- Born: August 8, 1846 Seloncourt Doubs, France
- Died: October 15, 1932 13th arrondissement of Paris, France
- Occupation(s): teacher, socialist activist, feminist
- Known for: co-founder, Groupe Feministe Socialiste

= Élisabeth Renaud =

French teacher, socialist activist and feminist

Élisabeth Renaud (August 8, 1846 – October 15, 1932), was a French teacher, socialist activist, and feminist.

==Early life==
Catherine Émilie Renaud was born in Seloncourt (Doubs), August 8, 1846. She came from a Protestant working class background. In 1870, she obtained the brevet de capacité thanks to her employment at the Famille Japy factory. She then became a governess in an aristocratic family in Saint Petersburg.

==Activism==
Renaud took part in the national congress of the French Workers' Party in July 1897. In L'Humanité nouvelle for March and April 1898, she wrote an article on "La Femme au XXe siècle" based on a lecture she gave on October 28, 18972. She stated, for example, that:— "The feminists worthy of the name work to solve the social question by putting the woman, whom centuries of a depressing education have inferiorized, in a condition to take her place in a new society."

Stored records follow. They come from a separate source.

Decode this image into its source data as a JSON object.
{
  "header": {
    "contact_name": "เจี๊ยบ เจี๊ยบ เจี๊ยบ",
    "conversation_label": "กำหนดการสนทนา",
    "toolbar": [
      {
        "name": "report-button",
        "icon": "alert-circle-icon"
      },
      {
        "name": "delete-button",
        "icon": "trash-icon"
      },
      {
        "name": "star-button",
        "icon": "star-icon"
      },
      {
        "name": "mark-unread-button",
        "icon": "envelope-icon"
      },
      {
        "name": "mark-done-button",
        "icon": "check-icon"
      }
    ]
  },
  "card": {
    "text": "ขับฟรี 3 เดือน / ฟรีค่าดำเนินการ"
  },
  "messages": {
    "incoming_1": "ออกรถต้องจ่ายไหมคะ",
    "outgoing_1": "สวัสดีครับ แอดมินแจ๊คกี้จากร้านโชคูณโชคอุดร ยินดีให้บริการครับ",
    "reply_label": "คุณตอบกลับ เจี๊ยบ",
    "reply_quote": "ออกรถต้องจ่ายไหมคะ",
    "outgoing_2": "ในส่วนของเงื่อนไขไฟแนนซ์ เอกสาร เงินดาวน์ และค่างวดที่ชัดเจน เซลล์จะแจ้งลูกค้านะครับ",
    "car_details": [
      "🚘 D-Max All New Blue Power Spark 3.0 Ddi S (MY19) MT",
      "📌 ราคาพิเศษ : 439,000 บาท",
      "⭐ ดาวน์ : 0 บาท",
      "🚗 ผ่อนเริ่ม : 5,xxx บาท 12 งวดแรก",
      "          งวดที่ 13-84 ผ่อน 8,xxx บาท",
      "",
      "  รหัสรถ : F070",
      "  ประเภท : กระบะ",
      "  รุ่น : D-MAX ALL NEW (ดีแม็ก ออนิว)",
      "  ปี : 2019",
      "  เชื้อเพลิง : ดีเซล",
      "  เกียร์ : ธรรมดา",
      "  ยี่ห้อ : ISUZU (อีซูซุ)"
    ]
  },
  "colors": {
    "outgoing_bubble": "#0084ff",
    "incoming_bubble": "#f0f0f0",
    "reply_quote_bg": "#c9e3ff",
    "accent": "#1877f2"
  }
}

In 1899, Louise Saumoneau and Élisabeth Renaud created the Groupe Feministe Socialiste (GFS) following the death of Aline Valette. The GFS manifesto was signed by four women, all from modest backgrounds, who associated their trades with their names: Louise Saumoneau (seamstress), Élisabeth Renaud (teacher), Estelle Mordelet and Florestine Malseigne (tailors). The GFS manifesto protested the "double oppression of women, exploited on a large scale by capitalism, subject to men by laws and especially by prejudice." GFS experienced some strife in the form of conflict between its two founders, who had had their differences from the beginning. Renaud's goals were conciliatory; she hoped to bridge the gap between socialism and bourgeois feminism. Saumoneau, on the other hand, hated the bourgeois feminists, feeling that they were irrevocably out of touch with the realities of the working class. In 1902, Renaud left the party.

In September 1899, in the middle of the Dreyfus affair, this group militated in favor of Alfred Dreyfus.

==Personal life==
In 1881, she married a printer who died in 1886, leaving her a widow with her two children. Their daughter, Émilie Baduel, became a teacher and married Léo Guesde in April 1908.

Élisabeth Renaud died in the 13th arrondissement of Paris, October 15, 1932.